A few days after Julie Fulcher’s mother died, she had a dream that her mother visited her.
“She met me in an airport space,” says Fulcher. “It wasn’t a literal airport, but it gave the feeling of this big, abandoned airport.”
As her mother went on her journey between life and death, Fulcher was fully aware of the airport as a metaphor representing a place of limbo. And when she was asked by the University of Richmond to stage Branden Jacobs-Jenkins’ play “Everybody,” she knew what she wanted the set to be.
“It takes place in that in-between space, that void between life and death, that moment when you are approached by death,” explains Fulcher of the show, which opens Thursday at the Modlin Center for the Arts. “It’s an allegory, so lots of symbolism, satire and irony done in a very earnest way.”

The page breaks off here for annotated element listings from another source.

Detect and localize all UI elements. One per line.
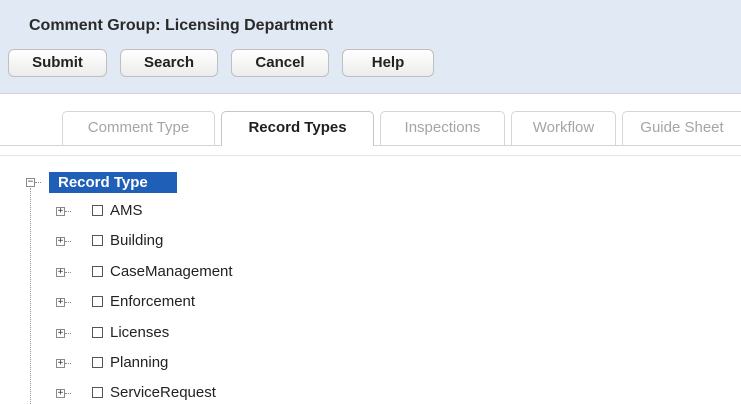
expand-icon[interactable]: + (56, 359, 65, 368)
cancel-button[interactable]: Cancel (231, 49, 329, 77)
tree-connector (65, 393, 71, 394)
casemanagement-checkbox[interactable] (92, 266, 103, 277)
tree-item-label[interactable]: AMS (110, 202, 143, 220)
help-button[interactable]: Help (342, 49, 434, 77)
enforcement-checkbox[interactable] (92, 296, 103, 307)
tree-item-label[interactable]: Licenses (110, 324, 169, 342)
expand-icon[interactable]: + (56, 268, 65, 277)
ams-checkbox[interactable] (92, 205, 103, 216)
servicerequest-checkbox[interactable] (92, 387, 103, 398)
tab-inspections[interactable]: Inspections (380, 111, 505, 145)
planning-checkbox[interactable] (92, 357, 103, 368)
collapse-icon[interactable]: − (26, 178, 35, 187)
tree-item-label[interactable]: Building (110, 232, 163, 250)
licenses-checkbox[interactable] (92, 327, 103, 338)
building-checkbox[interactable] (92, 235, 103, 246)
tree-item-label[interactable]: ServiceRequest (110, 384, 216, 402)
tree-item-planning: + Planning (0, 354, 400, 374)
expand-icon[interactable]: + (56, 237, 65, 246)
expand-icon[interactable]: + (56, 389, 65, 398)
tree-connector (65, 241, 71, 242)
tab-comment-type[interactable]: Comment Type (62, 111, 215, 145)
header-bar: Comment Group: Licensing Department Subm… (0, 0, 741, 94)
page-title: Comment Group: Licensing Department (29, 17, 334, 34)
tree-item-building: + Building (0, 232, 400, 252)
tree-item-servicerequest: + ServiceRequest (0, 384, 400, 404)
tree-connector (65, 211, 71, 212)
search-button[interactable]: Search (120, 49, 218, 77)
tab-guide-sheet[interactable]: Guide Sheet (622, 111, 741, 145)
tree-item-label[interactable]: CaseManagement (110, 263, 233, 281)
tab-workflow[interactable]: Workflow (511, 111, 616, 145)
tree-connector (65, 302, 71, 303)
tab-record-types[interactable]: Record Types (221, 111, 374, 147)
expand-icon[interactable]: + (56, 298, 65, 307)
tree-item-casemanagement: + CaseManagement (0, 263, 400, 283)
tree-connector (35, 182, 41, 183)
tree-item-ams: + AMS (0, 202, 400, 222)
tree-item-licenses: + Licenses (0, 324, 400, 344)
expand-icon[interactable]: + (56, 207, 65, 216)
expand-icon[interactable]: + (56, 329, 65, 338)
tree-item-label[interactable]: Enforcement (110, 293, 195, 311)
tree-root-record-type[interactable]: Record Type (49, 172, 177, 193)
tree-item-label[interactable]: Planning (110, 354, 168, 372)
tree-connector (65, 272, 71, 273)
tree-connector (65, 333, 71, 334)
submit-button[interactable]: Submit (8, 49, 107, 77)
tree-item-enforcement: + Enforcement (0, 293, 400, 313)
panel-divider (0, 155, 741, 156)
tree-connector (65, 363, 71, 364)
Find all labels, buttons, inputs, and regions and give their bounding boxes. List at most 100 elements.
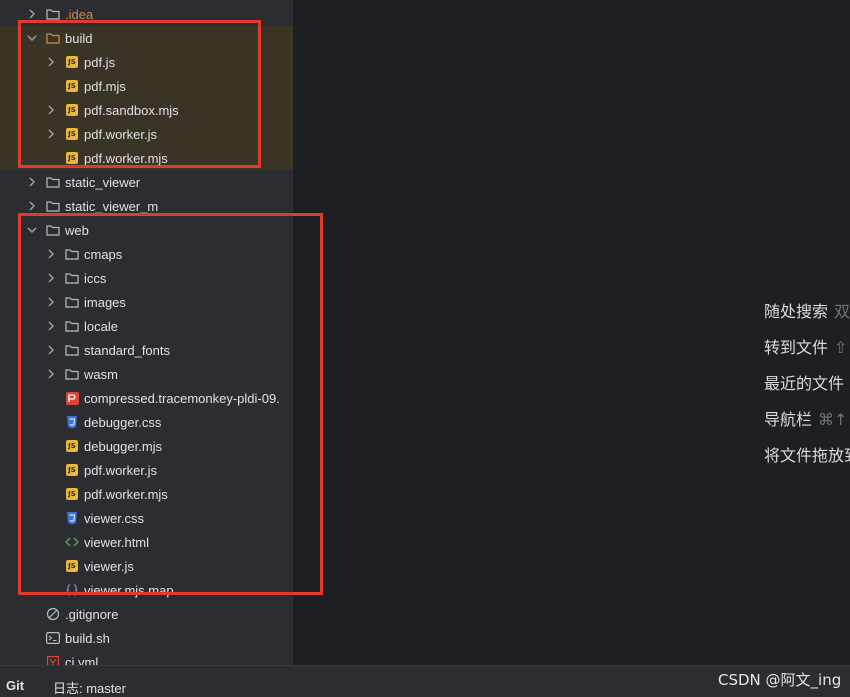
tree-item[interactable]: JS pdf.worker.mjs bbox=[0, 146, 293, 170]
tree-item[interactable]: wasm bbox=[0, 362, 293, 386]
tree-item[interactable]: JS viewer.js bbox=[0, 554, 293, 578]
javascript-file-icon: JS bbox=[65, 127, 79, 141]
tree-item-label: iccs bbox=[84, 270, 107, 286]
tree-item[interactable]: static_viewer bbox=[0, 170, 293, 194]
chevron-right-icon[interactable] bbox=[45, 128, 57, 140]
tree-item[interactable]: JS pdf.mjs bbox=[0, 74, 293, 98]
hint-shortcut: ⇧ bbox=[834, 338, 848, 357]
chevron-right-icon[interactable] bbox=[45, 368, 57, 380]
tree-item-label: .gitignore bbox=[65, 606, 119, 622]
hint-goto-file[interactable]: 转到文件 ⇧ bbox=[764, 334, 847, 358]
editor-empty-area bbox=[294, 0, 850, 665]
chevron-right-icon[interactable] bbox=[45, 296, 57, 308]
tree-item[interactable]: static_viewer_m bbox=[0, 194, 293, 218]
source-map-file-icon bbox=[65, 583, 79, 597]
hint-shortcut: ⌘↑ bbox=[818, 410, 848, 429]
tree-item-label: .idea bbox=[65, 6, 94, 22]
yaml-file-icon bbox=[46, 655, 60, 665]
git-tab[interactable]: Git bbox=[6, 678, 24, 693]
hint-recent-files[interactable]: 最近的文件 bbox=[764, 370, 844, 394]
javascript-file-icon: JS bbox=[65, 487, 79, 501]
hint-label: 导航栏 bbox=[764, 410, 813, 429]
tree-item[interactable]: ci.yml bbox=[0, 650, 293, 665]
tree-item[interactable]: JS pdf.worker.js bbox=[0, 458, 293, 482]
folder-icon bbox=[65, 319, 79, 333]
tree-item[interactable]: viewer.css bbox=[0, 506, 293, 530]
tree-item[interactable]: JS debugger.mjs bbox=[0, 434, 293, 458]
chevron-right-icon[interactable] bbox=[26, 8, 38, 20]
tree-item[interactable]: debugger.css bbox=[0, 410, 293, 434]
tree-item[interactable]: standard_fonts bbox=[0, 338, 293, 362]
javascript-file-icon: JS bbox=[65, 559, 79, 573]
project-tree-panel: .idea build JS pdf.js JS pdf.mjs JS pdf.sandbox… bbox=[0, 0, 294, 665]
chevron-right-icon[interactable] bbox=[45, 248, 57, 260]
chevron-right-icon[interactable] bbox=[45, 272, 57, 284]
folder-icon bbox=[46, 223, 60, 237]
tree-item[interactable]: cmaps bbox=[0, 242, 293, 266]
gitignore-file-icon bbox=[46, 607, 60, 621]
javascript-file-icon: JS bbox=[65, 103, 79, 117]
tree-item-label: pdf.worker.js bbox=[84, 126, 157, 142]
folder-icon bbox=[46, 31, 60, 45]
folder-icon bbox=[65, 367, 79, 381]
tree-item[interactable]: JS pdf.worker.mjs bbox=[0, 482, 293, 506]
chevron-right-icon[interactable] bbox=[45, 104, 57, 116]
tree-item[interactable]: iccs bbox=[0, 266, 293, 290]
javascript-file-icon: JS bbox=[65, 151, 79, 165]
html-file-icon bbox=[65, 535, 79, 549]
tree-item[interactable]: build bbox=[0, 26, 293, 50]
status-bar: Git 日志: master CSDN @阿文_ing bbox=[0, 665, 850, 697]
chevron-right-icon[interactable] bbox=[26, 200, 38, 212]
hint-navigation-bar[interactable]: 导航栏 ⌘↑ bbox=[764, 406, 847, 430]
chevron-right-icon[interactable] bbox=[45, 344, 57, 356]
tree-item-label: static_viewer_m bbox=[65, 198, 159, 214]
tree-item-label: build bbox=[65, 30, 93, 46]
tree-item[interactable]: .gitignore bbox=[0, 602, 293, 626]
css-file-icon bbox=[65, 415, 79, 429]
tree-item-label: build.sh bbox=[65, 630, 110, 646]
chevron-down-icon[interactable] bbox=[26, 32, 38, 44]
chevron-down-icon[interactable] bbox=[26, 224, 38, 236]
chevron-right-icon[interactable] bbox=[26, 176, 38, 188]
hint-label: 随处搜索 bbox=[764, 302, 829, 321]
css-file-icon bbox=[65, 511, 79, 525]
tree-item[interactable]: viewer.mjs.map bbox=[0, 578, 293, 602]
chevron-right-icon[interactable] bbox=[45, 56, 57, 68]
tree-item[interactable]: web bbox=[0, 218, 293, 242]
hint-search-everywhere[interactable]: 随处搜索双 bbox=[764, 298, 850, 322]
tree-item[interactable]: JS pdf.sandbox.mjs bbox=[0, 98, 293, 122]
tree-item-label: standard_fonts bbox=[84, 342, 171, 358]
hint-label: 将文件拖放到 bbox=[764, 446, 850, 465]
tree-item-label: debugger.css bbox=[84, 414, 162, 430]
tree-item[interactable]: viewer.html bbox=[0, 530, 293, 554]
tree-item-label: static_viewer bbox=[65, 174, 141, 190]
chevron-right-icon[interactable] bbox=[45, 320, 57, 332]
folder-icon bbox=[65, 295, 79, 309]
folder-icon bbox=[65, 247, 79, 261]
shell-script-icon bbox=[46, 631, 60, 645]
tree-item[interactable]: images bbox=[0, 290, 293, 314]
tree-item[interactable]: build.sh bbox=[0, 626, 293, 650]
tree-item-label: web bbox=[65, 222, 89, 238]
tree-item[interactable]: JS pdf.js bbox=[0, 50, 293, 74]
folder-icon bbox=[46, 199, 60, 213]
tree-item-label: debugger.mjs bbox=[84, 438, 163, 454]
tree-item-label: pdf.mjs bbox=[84, 78, 126, 94]
tree-item[interactable]: locale bbox=[0, 314, 293, 338]
git-log-tab[interactable]: 日志: master bbox=[53, 678, 126, 697]
tree-item-label: cmaps bbox=[84, 246, 123, 262]
folder-icon bbox=[65, 271, 79, 285]
tree-item[interactable]: .idea bbox=[0, 2, 293, 26]
tree-item[interactable]: compressed.tracemonkey-pldi-09. bbox=[0, 386, 293, 410]
tree-item[interactable]: JS pdf.worker.js bbox=[0, 122, 293, 146]
tree-item-label: pdf.sandbox.mjs bbox=[84, 102, 179, 118]
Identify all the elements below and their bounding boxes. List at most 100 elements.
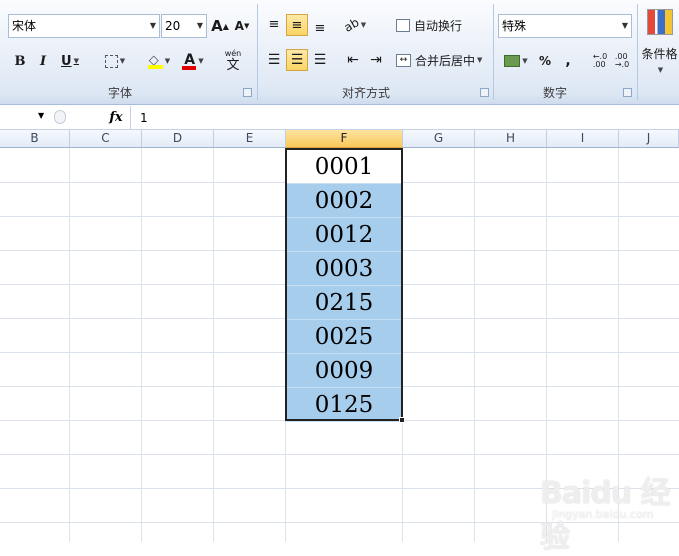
gridline xyxy=(141,148,142,542)
formula-divider xyxy=(130,106,131,130)
cell-F5[interactable]: 0215 xyxy=(286,286,402,320)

“Everybody” is a modern day adaptation of the 15th century morality play “Everyman.” In the medieval version, the title character is a stand-in for mankind who learns that when we die and are placed before god, all that matters are a person’s good deeds.
Jacobs-Jenkins’ script focuses more on death’s randomness and the universality of the human condition. After the character Everybody protests their own death, they are allowed to bring a friend along for company. Soon, Everybody learns that no one he spent time with during life will accompany him.
Onstage during the show, some of the actors will take part in a lottery to find out which part they will play for that performance. Among other actors, the show will feature Catherine Shaffner, Dorothy Holland and Zakiyyah Jackson.

Holland, who plays Death in the show, says “Everybody” is “raucously funny.”
“It’s not dark at all. In fact, it’s the opposite: it’s light. It’s an experience that’s hard to put into words,” Holland says. “This is a death that you would be very happy to spend 90 minutes with.”
Holland says that she’s delighted to portray death personified, and that this version is as “if death were just a worker in an office.”
“I’m old enough to be asked by Julie if I would play Death, so I thought absolutely I would take on this role,” Holland says. “I’m getting much more and more familiar with death, both concepts and actuality, with every passing year and day.”
Holland lauds Jacobs-Jenkins’ script.
“Branden Jacobs-Jenkins is a fabulous wordsmith, but he’s also an idea maker. He’s conceptual. His plays are so smart,” Holland says. The play “looks at death with such a fun, loving, insightful view and approach. It will surprise you. It’s unusual, fun storytelling. You’ll have a fabulous theater experience.”
Jacobs-Jenkins is one of the premiere playwrights of our time; both “Everybody” and his play “Gloria,” which concerns a workplace shooting, were Pulitzer finalists. In 2016, he was named a MacArthur Fellow, and he won the 2014 Obie Award for Best New American Play for his plays “Appropriate” and “An Octoroon.” He previously gave a talk at the University of Richmond in 2019.
Set designer Emmy Weldon says she was a “little bit terrified” when she first read the script for “Everybody.”
“It is all about questioning our existence and exploring these existential questions,” Weldon says. “This text asks so much of us, questions we don’t have the answers to.”
For the set, Weldon says she began looking at common architecture in airports as well as sacred geometry and patterns in nature, such as the golden ratio.
“I feel like I was able to hit right in the middle of complexity and simplicity,” Weldon says. “It is big, there is some grandeur there, but it’s also clean and simple.”
Given its existential nature, Davis says “Everybody” is a show that everyone can relate to.
“It’s funny, it’s quirky, it’s poignant and it will make you think,” Davis says. “Inevitably, [death] is going to happen for all of us, and no matter what walk of life of where we’re coming from or what we’re struggling with, we will all have this experience.”